Die Tracing-Welt ist gespalten.

Während manche Nationen Tracking-Tatsachen schaffen, Deutschland diskutiert und Österreich längst beweist, wie Tracing und Datenschutz zusammengehen können, unterteilen sich viele demokratische Industrienationen in die Tracing-Lager “zentral” und “dezentral”. Ähnliche Ansätze wie UK fahren etwa Australien, Indien und Frankreich. Die Grande Nation soll gar von Google und Apple ein Umdenken bezüglich deren dezentralem Ansatz gefordert haben – vermutlich wenig aussichtsreich. Auch Norwegen setzt auf Tracing mit zentraler Speicherung, sogar in Kombination mit Geo-Daten-Tracking. Dies führte allerdings zu Kritik der eigenen staatlichen Datenschützer und einer niedrigen Teilnahmerate von etwa 20 % der Bevölkerung. Dem Tracing-Ansatz dezentraler Speicherung von Google und Apple wollen nach eigenen Angaben unter anderem Polen, Italien, Schweiz, Lettland, Estland, Finnland, Irland und Kanada folgen.

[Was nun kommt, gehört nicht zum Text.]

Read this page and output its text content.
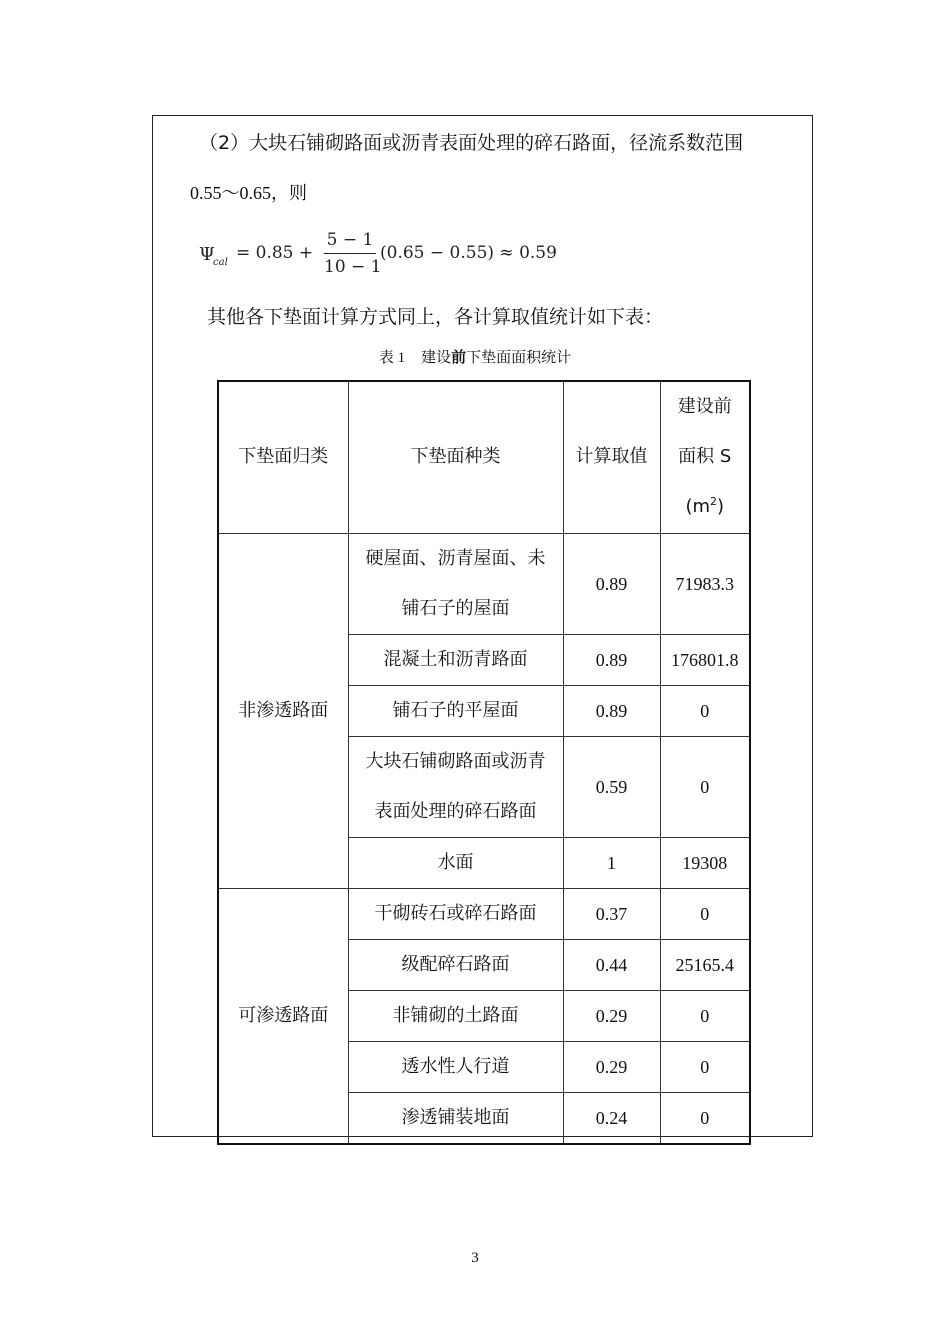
（2）大块石铺砌路面或沥青表面处理的碎石路面，径流系数范围
0.55～0.65，则
Ψ
cal = 0.85 +
5 − 1
10 − 1
(0.65 − 0.55) ≈ 0.59
其他各下垫面计算方式同上，各计算取值统计如下表：
表 1 建设前下垫面面积统计
下垫面归类	下垫面种类	计算取值	建设前
面积 S
$(m^2)$

非渗透路面	硬屋面、沥青屋面、未
铺石子的屋面	0.89	71983.3
	混凝土和沥青路面	0.89	176801.8
	铺石子的平屋面	0.89	0

	大块石铺砌路面或沥青
表面处理的碎石路面	0.59	0
	水面	1	19308
可渗透路面	干砌砖石或碎石路面	0.37	0
	级配碎石路面	0.44	25165.4
	非铺砌的土路面	0.29	0
	透水性人行道	0.29	0
	渗透铺装地面	0.24	0
3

Pandemie-Apps – Modelle für die Zukunft?

Das Thema wird in den nächsten Jahren weltweit aktuell bleiben. Covid-19 war nicht die erste Pandemie und wird nicht die letzte gewesen sein. Technologische Antworten auf Seuchen zu finden, ist also nicht nur ein Thema für die aktuelle Situation. Eine Beurteilung, welche Apps am besten gegriffen haben, wird schwer werden, da die verschiedenen Nationen und Regionen grundsätzlich verschieden (erfolgreich) in der Pandemiebekämpfung verfahren. Entscheidend ist, dass die jeweilige App zur lokalen Gesamtstrategie passt und den lokalen Gegebenheiten entspricht. Wichtig, gerade für Demokratien, bleibt das Spannungsfeld zwischen Gesundheit/Sicherheit und Bürger- und Menschenrechten. Hier wird sich zeigen müssen, ob Gesellschaften Antworten finden, die mit den eigenen Werten in Einklang zu bringen sind, und ob mögliche Zwangsmaßnahmen durch Staaten nach den akuten Bedrohungslagen für das Allgemeinwohl wieder zurückgenommen werden. Deutschland und die meisten EU-Staaten folgen mit DP-3T jedenfalls grundsätzlich dem Ansatz, der in Sachen Privatsphäre und Daten den maximalen Schutz verspricht. Eine Wirksamkeit in der Pandemie-Kontrolle wird natürlich jede Corona-App erst beweisen müssen.